‘Build the Wall’ Won’t Work for Trump This Time Around

‘Build the Wall’ Won’t Work for Trump This Time Around
Former President Donald Trump, the Republican presidential nominee, makes a campaign appearance at the southern border with Mexico, in Sierra Vista, Ariz., Aug. 22, 2024 (AP photo by Evan Vucci).

The phrase “Build the Wall” has once again found its way into the U.S. presidential election campaign. Back when he was running for president in 2016, then-candidate Donald Trump used it as a means of tapping into a xenophobic and quasi-isolationist streak in the U.S. public. But this time around, the phrase and the issue of migration overall has taken on added salience: Many Republicans have begun to refer to Trump’s Democratic opponent in this year’s contest, Vice President Kamala Harris, as President Joe Biden’s “border czar,” as a way of associating her in voters’ minds with what they characterize as Biden’s failure to rein in migration.

It’s true that Harris was charged with guiding the Biden administration’s policy for stemming the flow of undocumented immigrants at the U.S. southern border. But her actual role was to handle diplomatic relations with the countries of origin of the migrants arriving at the border, not actually to set border-management policy. Nevertheless, the label has stuck, at least among Republicans.

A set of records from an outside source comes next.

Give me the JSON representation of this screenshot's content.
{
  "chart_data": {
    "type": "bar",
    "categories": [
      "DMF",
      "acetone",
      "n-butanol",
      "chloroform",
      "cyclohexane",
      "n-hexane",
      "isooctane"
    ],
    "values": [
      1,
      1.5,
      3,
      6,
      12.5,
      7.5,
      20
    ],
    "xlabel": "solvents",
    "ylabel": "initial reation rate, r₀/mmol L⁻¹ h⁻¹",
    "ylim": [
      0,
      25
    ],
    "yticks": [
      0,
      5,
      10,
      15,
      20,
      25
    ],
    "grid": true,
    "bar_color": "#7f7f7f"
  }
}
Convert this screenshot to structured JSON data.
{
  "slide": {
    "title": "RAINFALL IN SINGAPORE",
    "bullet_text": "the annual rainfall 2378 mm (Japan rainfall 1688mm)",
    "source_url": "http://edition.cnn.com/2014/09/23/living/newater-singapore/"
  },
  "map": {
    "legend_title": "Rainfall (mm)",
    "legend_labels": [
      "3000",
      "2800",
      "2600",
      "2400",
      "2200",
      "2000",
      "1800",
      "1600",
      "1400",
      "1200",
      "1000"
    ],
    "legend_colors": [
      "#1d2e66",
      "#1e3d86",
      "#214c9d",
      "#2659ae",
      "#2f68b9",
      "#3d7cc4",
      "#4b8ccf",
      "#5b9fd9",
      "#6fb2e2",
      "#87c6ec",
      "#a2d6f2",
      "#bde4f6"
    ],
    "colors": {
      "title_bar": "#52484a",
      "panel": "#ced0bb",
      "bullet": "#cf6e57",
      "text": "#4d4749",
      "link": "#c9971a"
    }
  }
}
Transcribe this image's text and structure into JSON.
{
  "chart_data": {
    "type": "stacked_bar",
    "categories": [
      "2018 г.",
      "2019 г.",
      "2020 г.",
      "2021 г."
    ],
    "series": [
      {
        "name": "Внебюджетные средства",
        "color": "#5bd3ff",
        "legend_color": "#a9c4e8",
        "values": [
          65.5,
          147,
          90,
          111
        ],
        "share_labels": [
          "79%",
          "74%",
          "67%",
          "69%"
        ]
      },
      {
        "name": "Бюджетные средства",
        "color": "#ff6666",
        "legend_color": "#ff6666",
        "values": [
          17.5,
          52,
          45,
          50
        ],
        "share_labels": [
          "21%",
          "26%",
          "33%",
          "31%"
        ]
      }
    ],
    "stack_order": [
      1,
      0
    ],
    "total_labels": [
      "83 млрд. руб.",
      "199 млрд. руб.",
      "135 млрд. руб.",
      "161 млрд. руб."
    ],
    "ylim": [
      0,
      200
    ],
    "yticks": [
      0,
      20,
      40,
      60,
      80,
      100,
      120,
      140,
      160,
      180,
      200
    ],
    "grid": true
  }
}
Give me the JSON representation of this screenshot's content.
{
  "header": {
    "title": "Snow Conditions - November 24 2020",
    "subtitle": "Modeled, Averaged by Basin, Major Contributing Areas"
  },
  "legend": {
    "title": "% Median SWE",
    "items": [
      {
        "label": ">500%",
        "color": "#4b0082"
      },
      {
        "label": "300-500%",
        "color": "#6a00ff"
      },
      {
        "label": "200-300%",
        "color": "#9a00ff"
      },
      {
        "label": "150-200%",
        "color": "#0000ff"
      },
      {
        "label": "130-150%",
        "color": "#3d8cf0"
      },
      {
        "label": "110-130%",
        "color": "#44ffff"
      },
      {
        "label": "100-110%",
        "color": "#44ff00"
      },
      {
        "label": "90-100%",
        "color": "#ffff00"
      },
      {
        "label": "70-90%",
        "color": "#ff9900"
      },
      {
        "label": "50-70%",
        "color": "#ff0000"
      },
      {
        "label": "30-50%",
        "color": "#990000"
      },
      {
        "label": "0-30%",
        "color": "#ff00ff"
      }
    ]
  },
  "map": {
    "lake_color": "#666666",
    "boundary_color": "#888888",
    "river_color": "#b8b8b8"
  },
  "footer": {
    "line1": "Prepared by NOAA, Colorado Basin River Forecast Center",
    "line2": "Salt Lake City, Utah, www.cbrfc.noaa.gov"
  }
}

The broader charge by the Trump campaign is that his administration had made progress on reducing the number of individuals attempting to enter the U.S. at the border, only for that progress to be undone by the purported incompetence of the Biden administration, and specifically Harris. Trump is not alone among Republicans calling for tougher measures at the U.S. border, but he in particular has long made addressing the border his signature issue, as reflected in his “Build the Wall” catchphrase.